Your DP clearly didn’t not plan to lose his job, but these things do happen and the shortfall must be made up somewhere. I’m guessing that some of that £450 goes towards his ex providing a family home and those costs do not suddenly vanish overnight because he lost his job. I am presuming that he does not have savings to bridge the period whilst he is out of work, and is assuming she will have savings which she will have to use to bridge it for him.

You are of course, completely correct but what seems to be consistently missed is that all of that is true for OP too.

Exactly this.

OP also has the shortfall of losing her DP's contributions. To expect her to add to that deficit by paying money to her partner's ex is totally unfair.

Depending on her situation, ex needs to get whatever help she can from the government, up her work hours, or else reach out to her own family to help her in the interim while ex finds a job.

OP has enough on her plate supporting the daily needs of herself, her DP, her child AND paying for the roof over their heads.

TheSockMonster · 28/01/2021 14:58

@LetMeOut2021

Your DP clearly didn’t not plan to lose his job, but these things do happen and the shortfall must be made up somewhere. I’m guessing that some of that £450 goes towards his ex providing a family home and those costs do not suddenly vanish overnight because he lost his job. I am presuming that he does not have savings to bridge the period whilst he is out of work, and is assuming she will have savings which she will have to use to bridge it for him.

You are of course, completely correct but what seems to be consistently missed is that all of that is true for OP too.

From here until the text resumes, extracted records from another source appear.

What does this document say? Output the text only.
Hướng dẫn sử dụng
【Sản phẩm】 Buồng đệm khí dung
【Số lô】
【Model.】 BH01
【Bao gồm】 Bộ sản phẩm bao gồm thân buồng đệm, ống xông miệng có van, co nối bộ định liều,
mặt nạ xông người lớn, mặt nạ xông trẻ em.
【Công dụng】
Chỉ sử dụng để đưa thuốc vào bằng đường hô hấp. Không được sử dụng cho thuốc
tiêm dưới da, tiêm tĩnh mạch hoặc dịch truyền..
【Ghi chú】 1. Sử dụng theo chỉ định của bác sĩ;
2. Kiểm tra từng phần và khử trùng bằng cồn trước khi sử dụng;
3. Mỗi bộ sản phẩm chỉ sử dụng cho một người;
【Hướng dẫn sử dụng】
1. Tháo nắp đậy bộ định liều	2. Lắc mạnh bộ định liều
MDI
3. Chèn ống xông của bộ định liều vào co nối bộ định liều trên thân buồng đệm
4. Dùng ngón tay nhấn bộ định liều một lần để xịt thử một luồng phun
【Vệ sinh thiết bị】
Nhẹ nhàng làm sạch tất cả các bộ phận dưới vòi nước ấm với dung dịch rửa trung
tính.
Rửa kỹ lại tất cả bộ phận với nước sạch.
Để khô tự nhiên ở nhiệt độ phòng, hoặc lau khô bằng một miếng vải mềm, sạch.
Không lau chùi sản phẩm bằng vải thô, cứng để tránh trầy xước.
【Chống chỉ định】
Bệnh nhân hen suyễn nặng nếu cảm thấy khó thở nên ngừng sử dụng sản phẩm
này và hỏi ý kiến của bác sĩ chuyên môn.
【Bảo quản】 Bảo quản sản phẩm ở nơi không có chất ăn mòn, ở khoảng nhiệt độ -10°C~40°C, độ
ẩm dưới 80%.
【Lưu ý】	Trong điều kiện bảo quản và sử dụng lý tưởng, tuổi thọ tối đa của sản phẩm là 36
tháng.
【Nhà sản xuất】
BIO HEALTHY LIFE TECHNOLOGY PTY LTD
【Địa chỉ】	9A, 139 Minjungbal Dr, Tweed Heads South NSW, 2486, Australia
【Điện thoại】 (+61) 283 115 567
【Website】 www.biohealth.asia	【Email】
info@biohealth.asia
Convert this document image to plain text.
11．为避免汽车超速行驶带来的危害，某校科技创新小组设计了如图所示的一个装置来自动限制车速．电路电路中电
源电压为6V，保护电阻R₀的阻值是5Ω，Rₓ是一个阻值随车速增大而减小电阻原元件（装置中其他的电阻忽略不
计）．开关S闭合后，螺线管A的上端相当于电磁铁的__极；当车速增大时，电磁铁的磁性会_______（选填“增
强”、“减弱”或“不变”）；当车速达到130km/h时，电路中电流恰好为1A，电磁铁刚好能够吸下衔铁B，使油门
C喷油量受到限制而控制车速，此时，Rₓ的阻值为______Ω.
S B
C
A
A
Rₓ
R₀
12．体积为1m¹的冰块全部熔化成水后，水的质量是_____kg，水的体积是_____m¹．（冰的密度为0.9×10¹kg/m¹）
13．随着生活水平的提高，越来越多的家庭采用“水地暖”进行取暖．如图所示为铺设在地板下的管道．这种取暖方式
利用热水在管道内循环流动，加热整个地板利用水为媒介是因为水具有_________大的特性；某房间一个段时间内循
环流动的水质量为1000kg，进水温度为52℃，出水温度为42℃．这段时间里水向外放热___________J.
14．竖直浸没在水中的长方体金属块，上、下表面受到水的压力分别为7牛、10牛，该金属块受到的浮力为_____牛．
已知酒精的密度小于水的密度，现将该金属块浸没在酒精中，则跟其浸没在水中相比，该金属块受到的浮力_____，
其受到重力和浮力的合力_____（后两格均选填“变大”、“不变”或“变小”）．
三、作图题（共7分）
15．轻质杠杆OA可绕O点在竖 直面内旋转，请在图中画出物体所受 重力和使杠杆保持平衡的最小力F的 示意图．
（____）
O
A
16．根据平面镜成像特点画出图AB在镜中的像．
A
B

I totally agree. That was why I also said she was completely out of order to stop contact and to ask you to make up for her ex’s lack of savings
FozzyRos · 28/01/2021 15:03

I don’t know if this has been said as I’ve not read the whole thread but if DP has contributed enough through NI in the last 2 tax years he will be entitled to claim contribution based benefits; it is not means tested and entitlement is for 6 months. Granted, it is not a lot of money (about £70 per week) but he may be able to use that to pay some maintenance and soften the blow whilst he sorts another job?

HarrysWife · 28/01/2021 15:04

warning, if you are thinking of sucking on your baby's nose you may end up with a mouthful of another humans snot

Fuck me, I couldnt get past this sentence. I cant say that thought has ever occured to me and now I feel sick Envy

Bibidy · 28/01/2021 15:09

I am presuming that he does not have savings to bridge the period whilst he is out of work, and is assuming she will have savings which she will have to use to bridge it for him.

I don't think he probably assumed she has savings, but he just has to tell her that he can't pay at the moment due to no job. We might literally be talking one month's missed payment here, with any luck.

Also, we don't know the ex's financial situation. Lots assuming the child will be plunged into poverty or homelessness - surely if that was genuinely the case the dad wouldn't have shot down the idea of OP paying so quickly, he may even have asked her to cover his contributions himself?

BashfulClam · 28/01/2021 15:10

Fight back, if she withholds contact you will seek to get a legal order in place to stop her using her child as a weapon (i hate parents who do that). Also if she dies that then when your other half goes back to work he will put then maintenance through the CSA and he will pay way less than £450 and will also be reduced due to him having another child. You didn’t give birth to her child, she did!